Integrin α5β1 is a widely-recognized target for molecular probes in various pathological conditions, especially cancer. The development of computer screening approaches to identify novel high affinity ligands to tumor markers has paved the way for a new generation of tumor identification technology. In this study, we have developed an efficient pharmacophore-based computational strategy to screen two novel peptides, RYr and H5, with high affinity to integrin α5β1. Noninvasive optical imaging data showed that these two peptides could be specifically uptaken by α5β1 overexpressed-tumor cells in vitro and in vivo.

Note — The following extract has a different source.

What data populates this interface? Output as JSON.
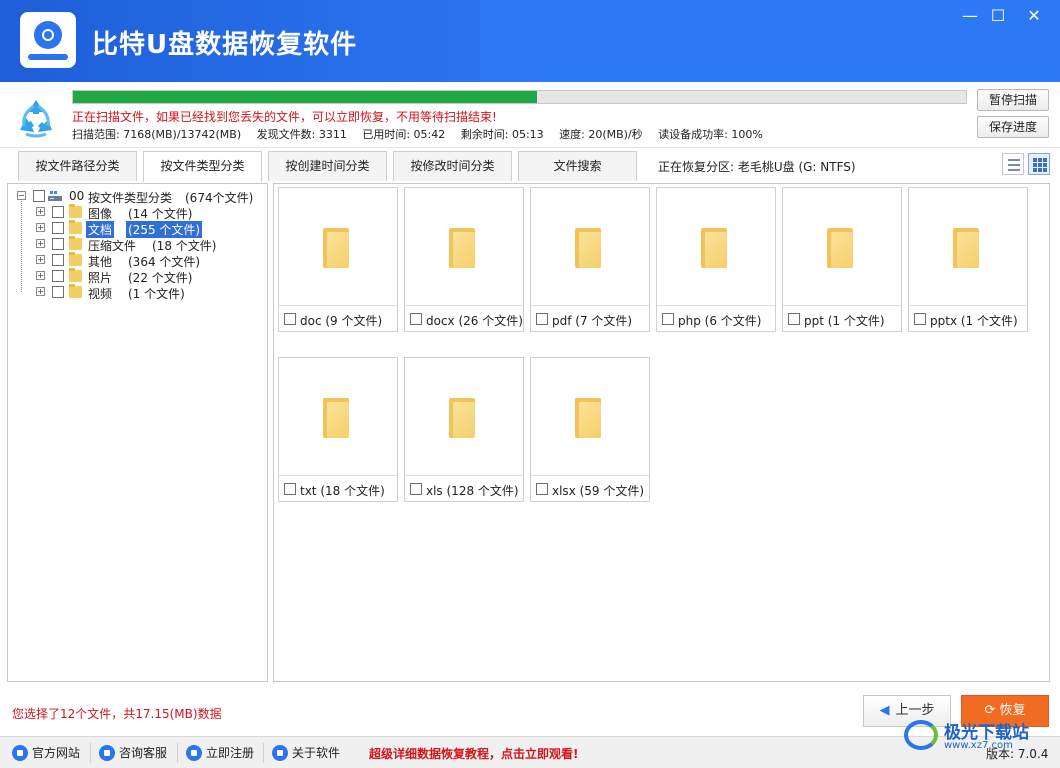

And these peptides-based probes could retain in tumor tissue for precise tumor identification. Results indicated that the newly identified peptides with high affinity to integrin α5β1 can be used for precise tumor identification and treatment. And this work exploited more functionalities of pharmacophore-based computational strategy for screening targeting-peptides.

Paper Details

Date Published: 3 March 2020
PDF: 6 pages
Proc. SPIE 11241, Biophotonics and Immune Responses XV, 112410U (3 March 2020); doi: 10.1117/12.2544502
Show Author Affiliations
Zhihao Han, China Pharmaceutical Univ. (China)
Shuaishuai Gong, China Pharmaceutical Univ. (China)
Zhiyu Qian, Nanjing Univ. of Aeronautics and Astronautics (China)
Yueqing Gu, China Pharmaceutical Univ. (China)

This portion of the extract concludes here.